Read Carnival of Shadows Online
Authors: R.J. Ellory
And so Sheriff Chas Rourke, determined to know what was going on in his town, put on his hat and went to find Lester McCaffrey. It would be a little while before he located him, out there in the diner where his sister worked, taking some kind of unauthorized break, it seemed.
“ ’S up, Sheriff?” Lester asked him, wiping mayonnaise from his chin with a napkin.
“Off down to see the carnival folks. Want you to come with me.”
“Some trouble down there?” Laura asked.
“Laura… I need you to stay here. I’m taking your brother ’cause he’s my deputy, but there ain’t no such thing as deputy’s sister now, is there? Not officially speaking.”
“I’m just interested, Sheriff, that’s all,” Laura said.
“Well, I have no doubt that Lester will give you the full lowdown as and when there is any lowdown to give, right, Lester?”
Lester seemed offended. “What d’you mean, Sheriff?
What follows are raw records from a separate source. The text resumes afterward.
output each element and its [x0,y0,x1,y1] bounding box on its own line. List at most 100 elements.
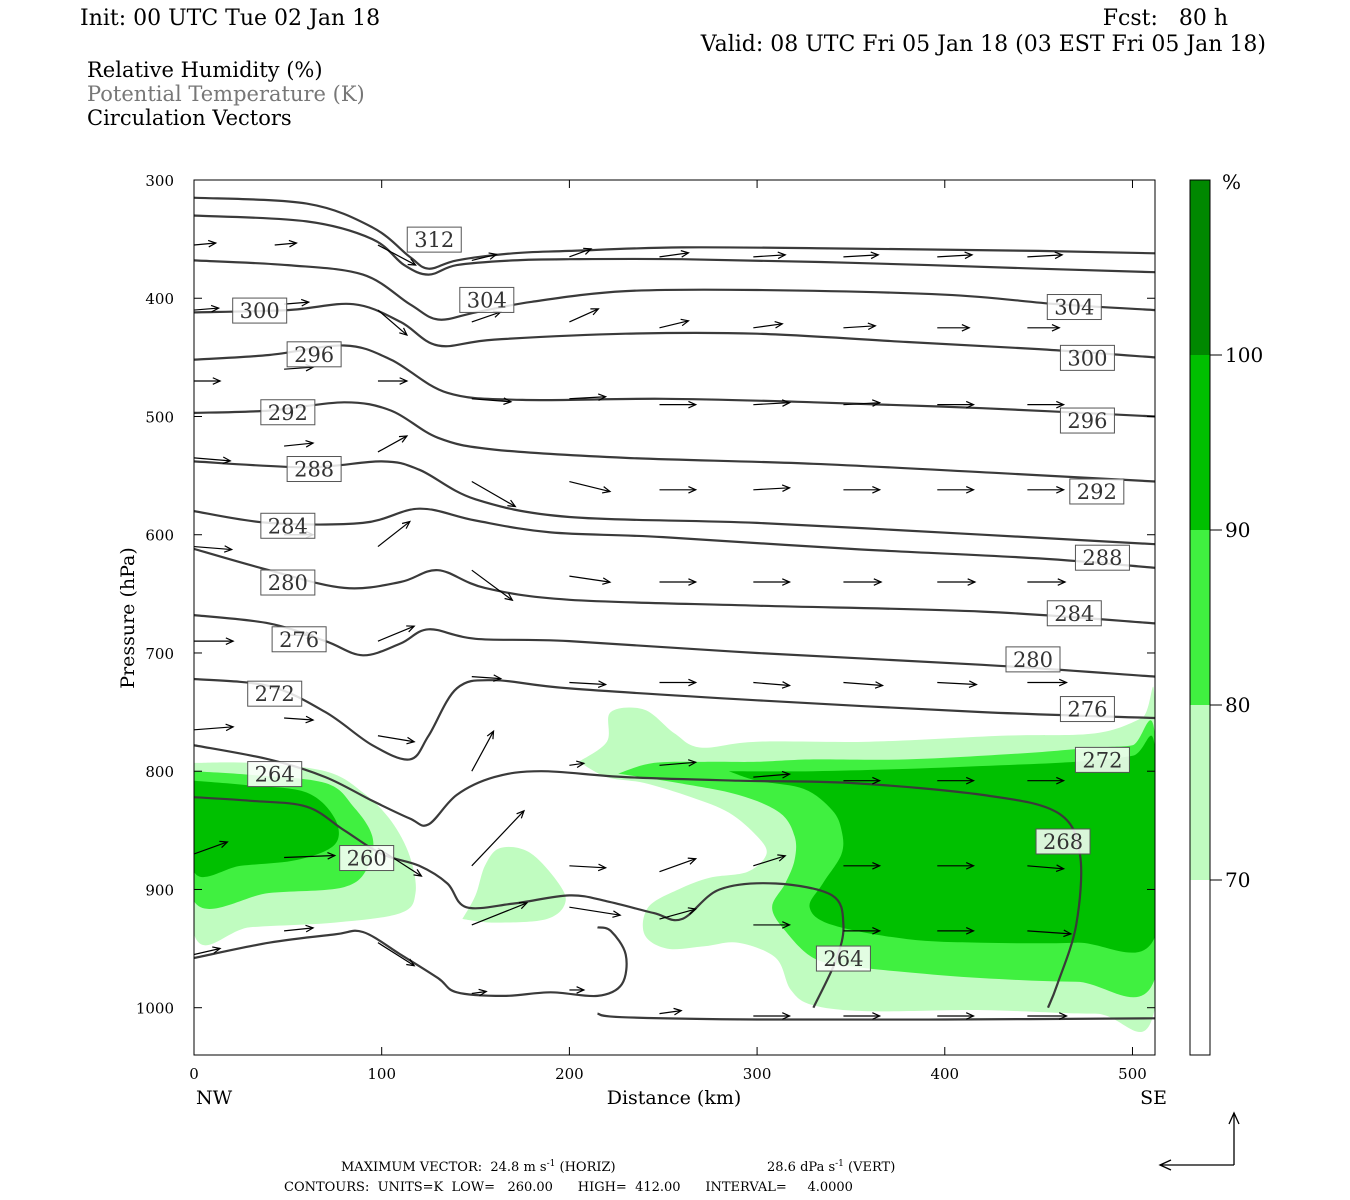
circulation-vector-93 [753,1012,792,1020]
circulation-vector-1 [274,239,298,248]
circulation-vector-48 [937,578,977,586]
colorbar-label-80: 80 [1225,693,1250,717]
contour-label-276-16: 276 [1059,696,1115,723]
contour-label-276-15: 276 [271,626,327,653]
circulation-vector-8 [937,251,974,260]
x-tick-label-400: 400 [930,1065,959,1083]
circulation-vector-23 [471,397,513,406]
circulation-vector-32 [377,435,409,453]
circulation-vector-34 [569,480,612,494]
circulation-vector-65 [659,759,698,767]
contour-label-292-7: 292 [260,399,316,426]
colorbar: 100 90 80 70 [1189,179,1263,1056]
isentrope-284 [194,507,1155,569]
circulation-vector-89 [1027,929,1073,938]
y-axis-label: Pressure (hPa) [117,547,139,689]
circulation-vector-59 [1027,678,1068,687]
circulation-vector-95 [937,1012,975,1020]
circulation-vector-50 [194,637,235,645]
isentrope-312 [194,196,1155,270]
contour-label-296-6: 296 [1059,407,1115,434]
circulation-vector-39 [1027,485,1066,494]
colorbar-frame [1189,179,1211,1056]
circulation-vector-33 [471,481,517,508]
y-tick-label-500: 500 [145,408,174,426]
svg-text:284: 284 [268,514,308,538]
circulation-vector-66 [753,770,792,779]
y-tick-label-900: 900 [145,881,174,899]
circulation-vector-35 [659,485,698,494]
circulation-vector-90 [471,988,488,997]
svg-text:272: 272 [255,682,295,706]
circulation-vector-88 [937,927,975,935]
contour-label-304-1: 304 [459,286,515,313]
contour-label-280-14: 280 [1005,646,1061,673]
circulation-vector-15 [659,318,690,329]
legend-theta: Potential Temperature (K) [87,82,365,106]
circulation-vector-42 [377,520,411,548]
x-end-label-nw: NW [196,1087,233,1109]
svg-text:288: 288 [1082,546,1122,570]
isentrope-258 [597,1012,1155,1021]
circulation-vector-11 [284,298,311,307]
contour-label-272-17: 272 [247,680,303,707]
circulation-vector-54 [569,680,608,688]
circulation-vector-69 [1027,776,1066,785]
svg-text:276: 276 [1067,698,1107,722]
circulation-vector-18 [937,323,971,332]
contour-label-284-12: 284 [1046,600,1102,627]
circulation-vector-25 [659,400,698,409]
reference-vector [1158,1111,1240,1171]
contour-label-284-11: 284 [260,512,316,539]
legend-rh: Relative Humidity (%) [87,58,323,82]
svg-text:264: 264 [823,947,863,971]
svg-text:280: 280 [1013,648,1053,672]
circulation-vector-68 [937,776,975,785]
x-tick-label-0: 0 [189,1065,199,1083]
x-tick-label-500: 500 [1118,1065,1147,1083]
circulation-vector-17 [843,322,877,331]
init-time: Init: 00 UTC Tue 02 Jan 18 [80,6,380,31]
circulation-vector-36 [753,484,792,492]
circulation-vector-44 [569,575,612,585]
circulation-vector-6 [753,251,787,260]
circulation-vector-70 [194,840,229,855]
circulation-vector-38 [937,485,975,494]
circulation-vector-84 [569,906,622,918]
colorbar-segment-2 [1190,530,1210,705]
svg-text:260: 260 [347,847,387,871]
circulation-vector-52 [377,625,416,642]
circulation-vector-78 [937,862,975,870]
circulation-vector-76 [753,854,787,867]
isentrope-264 [194,796,845,1009]
svg-text:304: 304 [467,288,507,312]
circulation-vector-64 [569,760,586,769]
circulation-vector-74 [569,863,608,872]
svg-text:292: 292 [1077,480,1117,504]
isentrope-300 [194,302,1155,359]
circulation-vector-7 [843,251,880,260]
y-tick-label-300: 300 [145,172,174,190]
circulation-vector-49 [1027,578,1067,586]
circulation-vector-67 [843,776,882,785]
contour-label-300-3: 300 [232,297,288,324]
isentrope-292 [194,401,1155,483]
circulation-vector-20 [194,377,222,385]
svg-text:312: 312 [414,228,454,252]
y-tick-label-600: 600 [145,527,174,545]
circulation-vector-9 [1027,251,1064,260]
y-tick-label-400: 400 [145,290,174,308]
circulation-vector-10 [194,304,221,313]
svg-text:280: 280 [268,571,308,595]
axes: 300 400 500 600 700 800 900 1000 0 100 200 300 400 50… [136,172,1155,1083]
circulation-vector-0 [194,239,218,248]
plot-frame [193,179,1156,1056]
x-end-label-se: SE [1140,1087,1167,1109]
circulation-vector-5 [659,250,690,258]
circulation-vector-43 [471,569,514,602]
circulation-vector-31 [284,439,315,448]
circulation-vector-96 [1027,1012,1068,1020]
colorbar-segment-0 [1190,180,1210,355]
contour-label-296-5: 296 [286,341,342,368]
legend-vectors: Circulation Vectors [87,106,292,130]
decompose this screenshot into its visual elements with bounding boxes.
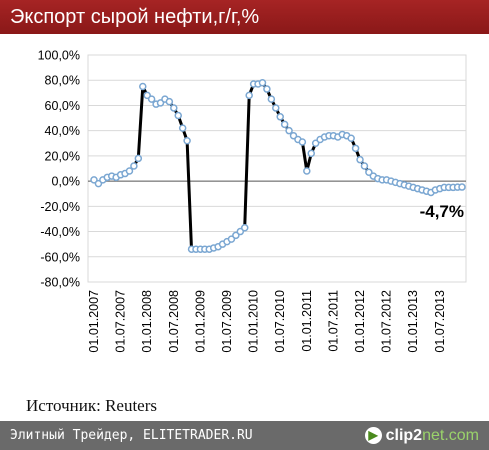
data-point [258,78,267,87]
x-tick-label: 01.07.2009 [220,290,234,353]
data-point [139,82,147,91]
data-point [298,138,307,146]
data-point [351,144,360,153]
y-tick-label: 80,0% [45,74,80,88]
x-tick-label: 01.07.2012 [380,290,394,353]
x-tick-label: 01.07.2010 [273,290,287,353]
x-tick-label: 01.01.2009 [193,290,207,353]
data-point [360,162,369,170]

I don’t go discussing police business with my sister.”
“And you’re here just interrogating that chicken salad sandwich about a bank robbery and that there glass of root beer as an accomplice. Get your hat, Lester. We’re taking a drive.”
Lester looked at his sister. Laura shook her head and just took the plate and the glass from the table and disappeared in back.
“What’s going on?” Lester asked as he slid out from the booth seat and set his gun belt right.
“Could be something, could be nothing,” Rourke said. “Just seen a convoy of cars head down toward the carnival fields, and we’re going to go look see what they’re up to.”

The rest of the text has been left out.